Tankless water heaters require a significantly higher power supply than conventional heaters. In gas fired applications, the entire gas system may require updating. In electrical applications, it may be necessary to install a high amp electrical service. Either case may substantially increase installation costs.
Most manufacturers require that a water softener be installed where hard water exists. Failure to do so will significantly decrease the life of the heater and may void the manufacturer’s warranty. Should a water softener be necessary, installation costs may increases substantially
Performance is another factor that should be considered. Tankless water heaters perform differently from conventional water heaters.
In a tankless water heater, as hot water is drawn, an inlet valve opens and allows water into the heat exchanger. The heat exchanger is designed much like an automotive radiator with water lines routed through fluted fins. Unlike a radiator designed to cool water, the heat exchanger is surrounded by a high powered heat source. Water, as it travels through the heat exchanger, is heated rapidly providing a semi-endless supply of hot water.
When selecting a tankless water heater, there are two factors that must be considered, the demand for hot water placed thereupon and the lowest ambient water temperature common to the area. Most tankless water heater manufacturers provide a graph that illustrates performance losses based upon these two factors.
Demand is calculated by water supply fixture units (WSFU’s). A fixture’s WSFU is directly proportional to its highest flow rate in gallons per minute (GPM). Therefore, to assure an adequate supply of hot water, the system’s WSFU’s must be figured as though all fixtures were running simultaneously.

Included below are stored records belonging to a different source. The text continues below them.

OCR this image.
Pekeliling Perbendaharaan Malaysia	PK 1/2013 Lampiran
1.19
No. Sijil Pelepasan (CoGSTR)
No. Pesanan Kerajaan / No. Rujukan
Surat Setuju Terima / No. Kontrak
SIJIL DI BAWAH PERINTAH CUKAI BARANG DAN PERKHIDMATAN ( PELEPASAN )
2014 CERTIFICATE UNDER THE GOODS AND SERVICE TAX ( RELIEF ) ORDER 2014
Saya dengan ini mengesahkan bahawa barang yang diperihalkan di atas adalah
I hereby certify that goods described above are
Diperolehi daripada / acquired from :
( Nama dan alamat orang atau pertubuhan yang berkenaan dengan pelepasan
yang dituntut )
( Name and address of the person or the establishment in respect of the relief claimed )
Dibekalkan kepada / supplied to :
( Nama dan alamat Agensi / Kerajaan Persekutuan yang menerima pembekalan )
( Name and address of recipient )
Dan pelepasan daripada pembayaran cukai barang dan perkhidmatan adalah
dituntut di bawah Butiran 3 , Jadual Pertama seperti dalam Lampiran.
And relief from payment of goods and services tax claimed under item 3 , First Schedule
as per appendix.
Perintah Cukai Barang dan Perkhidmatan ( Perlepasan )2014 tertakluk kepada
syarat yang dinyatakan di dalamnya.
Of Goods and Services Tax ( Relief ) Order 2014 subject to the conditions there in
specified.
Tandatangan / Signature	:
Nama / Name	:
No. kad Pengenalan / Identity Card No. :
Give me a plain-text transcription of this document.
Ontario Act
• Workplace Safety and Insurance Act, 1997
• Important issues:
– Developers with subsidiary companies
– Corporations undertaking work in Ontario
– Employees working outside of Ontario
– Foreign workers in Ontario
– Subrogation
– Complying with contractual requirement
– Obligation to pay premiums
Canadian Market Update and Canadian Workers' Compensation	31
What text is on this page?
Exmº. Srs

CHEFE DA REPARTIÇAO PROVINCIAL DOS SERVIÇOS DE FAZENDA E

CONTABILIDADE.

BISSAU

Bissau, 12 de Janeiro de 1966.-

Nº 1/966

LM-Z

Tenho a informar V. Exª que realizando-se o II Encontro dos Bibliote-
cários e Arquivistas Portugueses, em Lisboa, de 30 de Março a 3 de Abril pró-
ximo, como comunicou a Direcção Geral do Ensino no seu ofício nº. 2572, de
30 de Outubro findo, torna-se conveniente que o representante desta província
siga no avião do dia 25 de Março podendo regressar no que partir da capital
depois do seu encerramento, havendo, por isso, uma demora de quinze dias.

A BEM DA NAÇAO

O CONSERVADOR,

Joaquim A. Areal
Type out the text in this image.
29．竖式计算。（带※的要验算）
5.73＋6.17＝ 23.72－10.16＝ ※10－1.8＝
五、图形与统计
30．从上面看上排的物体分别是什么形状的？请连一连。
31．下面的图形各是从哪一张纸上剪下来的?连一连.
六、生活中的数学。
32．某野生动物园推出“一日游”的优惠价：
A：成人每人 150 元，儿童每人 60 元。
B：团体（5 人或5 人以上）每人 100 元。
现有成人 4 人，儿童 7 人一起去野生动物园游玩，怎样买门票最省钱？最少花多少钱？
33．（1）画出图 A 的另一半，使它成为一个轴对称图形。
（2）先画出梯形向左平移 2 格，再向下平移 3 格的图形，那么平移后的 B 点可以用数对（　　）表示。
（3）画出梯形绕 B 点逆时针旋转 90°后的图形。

Unfortunately, in many applications, multiple heaters may be required to assure ample supply. No matter the heater, performance losses should be expected when pushed to flow rate capacities. These performance losses result in diminished hot water volumes and/or decreased water temperatures. However, these limitations can often be avoided with little effort. Sometimes it simply comes down to changing personal habits; i.e. avoid showering while running the clothes washer.